Les bonobos, nos cousins primates altruistes, pacifiques et lascifs, vivent dans des sociétés dominées par les femelles, par contraste avec les chimpanzés, plus agressifs et patriarcaux. Ce que l’on ignorait, jusqu’à présent, est le rôle très important joué par les mères bonobos dans la vie sexuelle de leurs fils : elles utilisent leur rang social pour s’assurer que leurs enfants mâles rencontrent plus de femelles en phase d’ovulation, et empêcher que des mâles ne rivalisent avec eux.

Le comportement des mamans bonobos est décrit dans une étude publiée le 20 mai dans la revue Current Biology, et qui a observé que les mâles dont la mère vit dans le même groupe ont trois fois plus de chances d’avoir des descendants que ceux dont la mère n’appartient pas au groupe. « C’est la première fois que nous pouvons montrer l’impact de la présence de la mère sur une valeur sélective très importante chez les mâles : leur fertilité », explique Martin Surbeck, primatologue au Max Planck Institute for Evolutionary Anthropology. « Nous avons été surpris d’observer que les mères avaient une influence aussi forte et directe sur le nombre de petits-enfants qu’elles ont », ajoute-t-il.

Pour leur étude, les chercheurs ont suivi des groupes de bonobos de République démocratique du Congo, ainsi que des chimpanzés de Côte d’Ivoire, de Tanzanie et d’Ouganda – les deux espèces de primates les plus proches des humains, avec qui elles partagent 99 % de leur patrimoine génétique. Dans les deux espèces, les mères tentent d’aider leurs fils, mais les bonobos y parviennent beaucoup mieux, car dans ces communautés, les plus hauts rangs sont occupés par des femelles. « Les mamans bonobos agissent un peu comme des passeports sociaux, dit Martin Surbeck. Les fils, lorsqu’ils se trouvent dans l’entourage de leur mère, occupent une place centrale dans le groupe et accèdent à des positions qui leur permettent de plus interagir avec les autres femelles, notamment pour copuler. S’il y a une femelle très attirante, on voit des mères qui s’en rapprochent, et dans leur ombre il y a les mâles », dit-il. À l’inverse, quand une mère perd son statut élevé, son fils descend aussi dans l’échelle sociale et a moins de chance de s’accoupler.
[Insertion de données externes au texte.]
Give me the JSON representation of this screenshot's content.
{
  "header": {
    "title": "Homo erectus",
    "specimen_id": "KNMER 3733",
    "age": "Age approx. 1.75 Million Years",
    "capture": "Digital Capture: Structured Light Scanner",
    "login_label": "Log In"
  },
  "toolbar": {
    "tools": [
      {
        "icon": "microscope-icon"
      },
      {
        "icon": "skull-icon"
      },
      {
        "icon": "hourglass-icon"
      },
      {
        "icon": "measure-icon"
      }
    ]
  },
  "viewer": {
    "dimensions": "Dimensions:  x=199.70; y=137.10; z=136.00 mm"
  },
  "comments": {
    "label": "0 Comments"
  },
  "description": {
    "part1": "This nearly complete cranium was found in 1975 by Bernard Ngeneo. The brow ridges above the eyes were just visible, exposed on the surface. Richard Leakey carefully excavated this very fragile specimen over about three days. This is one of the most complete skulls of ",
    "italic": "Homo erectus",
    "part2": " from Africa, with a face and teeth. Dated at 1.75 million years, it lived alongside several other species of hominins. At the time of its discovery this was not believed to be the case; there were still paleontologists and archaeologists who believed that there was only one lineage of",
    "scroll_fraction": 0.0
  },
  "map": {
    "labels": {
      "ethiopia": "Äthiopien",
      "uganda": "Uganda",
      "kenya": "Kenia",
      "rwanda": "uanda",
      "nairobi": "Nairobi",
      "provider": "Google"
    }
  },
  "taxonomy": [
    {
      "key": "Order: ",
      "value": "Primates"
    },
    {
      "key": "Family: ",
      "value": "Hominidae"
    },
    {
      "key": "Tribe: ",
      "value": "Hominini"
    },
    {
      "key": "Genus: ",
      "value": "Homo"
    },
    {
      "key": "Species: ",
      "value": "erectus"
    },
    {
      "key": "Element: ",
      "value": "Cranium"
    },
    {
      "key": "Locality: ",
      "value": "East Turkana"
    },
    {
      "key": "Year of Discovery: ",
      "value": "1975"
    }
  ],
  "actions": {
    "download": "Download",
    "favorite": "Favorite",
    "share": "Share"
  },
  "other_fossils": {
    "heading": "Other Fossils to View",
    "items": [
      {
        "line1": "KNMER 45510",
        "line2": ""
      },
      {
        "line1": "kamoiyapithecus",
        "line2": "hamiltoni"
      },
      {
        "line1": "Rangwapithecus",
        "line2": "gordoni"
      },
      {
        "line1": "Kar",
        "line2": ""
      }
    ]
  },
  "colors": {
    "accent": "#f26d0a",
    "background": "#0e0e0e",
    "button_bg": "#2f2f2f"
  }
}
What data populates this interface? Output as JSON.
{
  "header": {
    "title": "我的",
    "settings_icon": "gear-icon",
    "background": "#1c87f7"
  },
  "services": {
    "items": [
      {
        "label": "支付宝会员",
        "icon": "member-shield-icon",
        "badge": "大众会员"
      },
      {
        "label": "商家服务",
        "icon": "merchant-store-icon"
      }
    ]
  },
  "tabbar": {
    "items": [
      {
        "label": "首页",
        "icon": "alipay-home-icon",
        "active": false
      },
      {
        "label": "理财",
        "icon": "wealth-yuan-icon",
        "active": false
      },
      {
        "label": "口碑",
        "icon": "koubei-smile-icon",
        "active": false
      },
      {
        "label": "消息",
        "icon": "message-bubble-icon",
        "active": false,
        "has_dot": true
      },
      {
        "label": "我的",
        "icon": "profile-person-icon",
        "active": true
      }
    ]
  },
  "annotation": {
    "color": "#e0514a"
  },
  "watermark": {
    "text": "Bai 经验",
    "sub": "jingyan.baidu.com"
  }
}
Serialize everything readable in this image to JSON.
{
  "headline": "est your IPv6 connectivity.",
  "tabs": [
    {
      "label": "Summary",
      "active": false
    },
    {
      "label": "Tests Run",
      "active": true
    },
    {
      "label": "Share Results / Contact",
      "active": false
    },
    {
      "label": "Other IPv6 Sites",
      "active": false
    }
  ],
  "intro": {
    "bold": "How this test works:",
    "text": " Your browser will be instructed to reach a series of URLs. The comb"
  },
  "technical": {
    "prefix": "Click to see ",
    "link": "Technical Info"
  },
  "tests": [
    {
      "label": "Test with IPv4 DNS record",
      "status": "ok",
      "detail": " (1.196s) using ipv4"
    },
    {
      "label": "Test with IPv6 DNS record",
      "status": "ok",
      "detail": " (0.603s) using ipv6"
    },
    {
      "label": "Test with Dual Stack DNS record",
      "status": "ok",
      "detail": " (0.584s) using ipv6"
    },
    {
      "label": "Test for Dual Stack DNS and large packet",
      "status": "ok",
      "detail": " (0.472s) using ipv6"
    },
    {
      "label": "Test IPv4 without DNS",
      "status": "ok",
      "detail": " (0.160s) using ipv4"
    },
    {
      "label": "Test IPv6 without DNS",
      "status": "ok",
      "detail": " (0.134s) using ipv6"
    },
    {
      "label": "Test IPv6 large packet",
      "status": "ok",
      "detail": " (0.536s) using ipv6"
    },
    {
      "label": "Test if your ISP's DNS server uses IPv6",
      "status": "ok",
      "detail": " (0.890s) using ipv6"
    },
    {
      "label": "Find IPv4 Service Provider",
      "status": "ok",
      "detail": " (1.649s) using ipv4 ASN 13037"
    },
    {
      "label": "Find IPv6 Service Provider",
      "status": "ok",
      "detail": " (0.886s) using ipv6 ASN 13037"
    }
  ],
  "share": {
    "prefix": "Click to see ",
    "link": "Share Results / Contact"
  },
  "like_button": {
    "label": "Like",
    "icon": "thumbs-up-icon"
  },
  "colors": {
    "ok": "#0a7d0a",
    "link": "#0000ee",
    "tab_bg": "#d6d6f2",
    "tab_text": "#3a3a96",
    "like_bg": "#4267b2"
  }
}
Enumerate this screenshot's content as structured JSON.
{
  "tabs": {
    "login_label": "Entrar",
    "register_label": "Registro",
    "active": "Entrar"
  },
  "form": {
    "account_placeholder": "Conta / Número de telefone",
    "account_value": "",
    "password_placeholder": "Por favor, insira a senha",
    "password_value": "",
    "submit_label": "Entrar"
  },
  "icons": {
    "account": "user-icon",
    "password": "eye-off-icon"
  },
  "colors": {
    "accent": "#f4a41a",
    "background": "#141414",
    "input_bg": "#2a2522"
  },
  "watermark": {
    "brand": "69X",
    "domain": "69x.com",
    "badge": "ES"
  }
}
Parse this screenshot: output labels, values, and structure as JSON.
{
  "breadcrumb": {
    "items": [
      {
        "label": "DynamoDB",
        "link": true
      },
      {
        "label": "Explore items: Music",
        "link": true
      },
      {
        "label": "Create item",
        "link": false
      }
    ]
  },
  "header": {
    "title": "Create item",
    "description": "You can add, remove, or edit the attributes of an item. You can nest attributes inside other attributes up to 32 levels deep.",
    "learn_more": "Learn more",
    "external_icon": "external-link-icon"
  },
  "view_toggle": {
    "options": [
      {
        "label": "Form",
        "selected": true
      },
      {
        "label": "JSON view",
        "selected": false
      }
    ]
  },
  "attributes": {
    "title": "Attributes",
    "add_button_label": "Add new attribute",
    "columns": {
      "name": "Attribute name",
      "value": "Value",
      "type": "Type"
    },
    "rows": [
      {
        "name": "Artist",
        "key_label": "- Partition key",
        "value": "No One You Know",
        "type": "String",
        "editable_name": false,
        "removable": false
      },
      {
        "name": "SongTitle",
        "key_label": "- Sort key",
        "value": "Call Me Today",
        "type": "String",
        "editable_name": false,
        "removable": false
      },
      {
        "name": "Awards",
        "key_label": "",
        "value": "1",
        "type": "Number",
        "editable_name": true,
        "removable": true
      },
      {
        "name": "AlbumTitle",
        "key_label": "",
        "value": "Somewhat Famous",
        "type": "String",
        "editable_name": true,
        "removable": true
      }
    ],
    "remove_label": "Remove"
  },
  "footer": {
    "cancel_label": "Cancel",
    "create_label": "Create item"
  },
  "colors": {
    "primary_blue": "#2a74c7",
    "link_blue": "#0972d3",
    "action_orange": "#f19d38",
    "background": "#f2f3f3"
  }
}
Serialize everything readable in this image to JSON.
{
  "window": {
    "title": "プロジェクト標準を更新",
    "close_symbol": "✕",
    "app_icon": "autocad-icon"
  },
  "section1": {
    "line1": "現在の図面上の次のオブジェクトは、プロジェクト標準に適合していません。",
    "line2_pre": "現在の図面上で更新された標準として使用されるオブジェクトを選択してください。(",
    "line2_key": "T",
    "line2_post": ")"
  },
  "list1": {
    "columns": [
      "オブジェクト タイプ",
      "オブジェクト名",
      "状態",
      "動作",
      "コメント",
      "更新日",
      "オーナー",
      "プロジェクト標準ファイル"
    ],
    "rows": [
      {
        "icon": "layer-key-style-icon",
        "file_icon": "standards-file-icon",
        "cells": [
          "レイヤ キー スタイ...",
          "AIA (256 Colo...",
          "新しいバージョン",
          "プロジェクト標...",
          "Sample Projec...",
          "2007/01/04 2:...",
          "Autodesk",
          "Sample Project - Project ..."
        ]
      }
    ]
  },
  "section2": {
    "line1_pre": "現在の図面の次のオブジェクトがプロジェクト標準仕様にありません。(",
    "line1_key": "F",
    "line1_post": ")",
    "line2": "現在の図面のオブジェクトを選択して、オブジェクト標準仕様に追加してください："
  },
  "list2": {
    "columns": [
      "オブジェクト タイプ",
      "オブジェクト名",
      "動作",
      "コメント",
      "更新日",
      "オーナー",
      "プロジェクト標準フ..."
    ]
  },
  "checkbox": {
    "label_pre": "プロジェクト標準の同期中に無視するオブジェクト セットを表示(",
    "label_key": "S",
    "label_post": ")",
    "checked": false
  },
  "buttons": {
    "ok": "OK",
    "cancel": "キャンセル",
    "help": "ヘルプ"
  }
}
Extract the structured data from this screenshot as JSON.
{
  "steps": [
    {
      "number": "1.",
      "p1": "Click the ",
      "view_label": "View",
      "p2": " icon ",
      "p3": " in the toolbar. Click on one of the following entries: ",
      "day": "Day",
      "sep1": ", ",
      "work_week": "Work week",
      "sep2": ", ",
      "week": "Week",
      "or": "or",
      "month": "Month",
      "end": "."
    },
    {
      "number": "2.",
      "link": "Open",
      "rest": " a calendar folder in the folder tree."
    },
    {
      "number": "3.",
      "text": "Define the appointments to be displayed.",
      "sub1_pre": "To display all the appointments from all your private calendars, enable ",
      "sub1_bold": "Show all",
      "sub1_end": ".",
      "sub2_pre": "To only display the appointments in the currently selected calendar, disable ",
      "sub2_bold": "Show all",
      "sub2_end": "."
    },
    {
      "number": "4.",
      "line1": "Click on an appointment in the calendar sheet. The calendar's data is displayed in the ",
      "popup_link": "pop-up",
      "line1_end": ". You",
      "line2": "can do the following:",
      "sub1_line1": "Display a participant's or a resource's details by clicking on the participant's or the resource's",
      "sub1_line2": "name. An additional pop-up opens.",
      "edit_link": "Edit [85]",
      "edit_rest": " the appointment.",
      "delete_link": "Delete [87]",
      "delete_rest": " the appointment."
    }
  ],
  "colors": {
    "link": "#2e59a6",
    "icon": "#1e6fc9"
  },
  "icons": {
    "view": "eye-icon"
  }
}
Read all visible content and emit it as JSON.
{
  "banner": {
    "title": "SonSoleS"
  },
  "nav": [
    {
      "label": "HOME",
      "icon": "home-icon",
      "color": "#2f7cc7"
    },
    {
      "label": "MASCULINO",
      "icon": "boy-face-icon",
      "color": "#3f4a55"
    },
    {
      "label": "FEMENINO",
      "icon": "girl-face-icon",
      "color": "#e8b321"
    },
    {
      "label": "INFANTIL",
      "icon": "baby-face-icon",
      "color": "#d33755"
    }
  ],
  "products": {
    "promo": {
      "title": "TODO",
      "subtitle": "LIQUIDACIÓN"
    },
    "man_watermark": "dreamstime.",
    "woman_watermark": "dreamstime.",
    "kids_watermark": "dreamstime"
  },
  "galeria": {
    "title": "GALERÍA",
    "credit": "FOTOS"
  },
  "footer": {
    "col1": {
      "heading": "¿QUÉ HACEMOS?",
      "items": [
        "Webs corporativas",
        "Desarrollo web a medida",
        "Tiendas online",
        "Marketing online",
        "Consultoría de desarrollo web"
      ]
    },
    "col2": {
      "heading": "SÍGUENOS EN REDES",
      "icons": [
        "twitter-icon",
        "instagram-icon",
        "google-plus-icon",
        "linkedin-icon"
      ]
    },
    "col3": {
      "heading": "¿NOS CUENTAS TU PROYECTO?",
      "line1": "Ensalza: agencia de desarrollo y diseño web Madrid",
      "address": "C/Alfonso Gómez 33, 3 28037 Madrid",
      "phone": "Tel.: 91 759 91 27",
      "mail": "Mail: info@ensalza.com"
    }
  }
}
Les filles ne semblent recevoir aucune assistance maternelle. L’hypothèse de Martin Surbeck est que les mères n’y trouvent aucun intérêt d’un point de vue évolutif, car les filles bonobos finissent par quitter la communauté, contrairement aux mâles. L’étude conforte, selon ses auteurs, l’hypothèse dite des grands-mères : une femelle qui n’est plus en âge de se reproduire peut accroître sa longévité et continuer à transmettre ses gènes grâce à sa progéniture.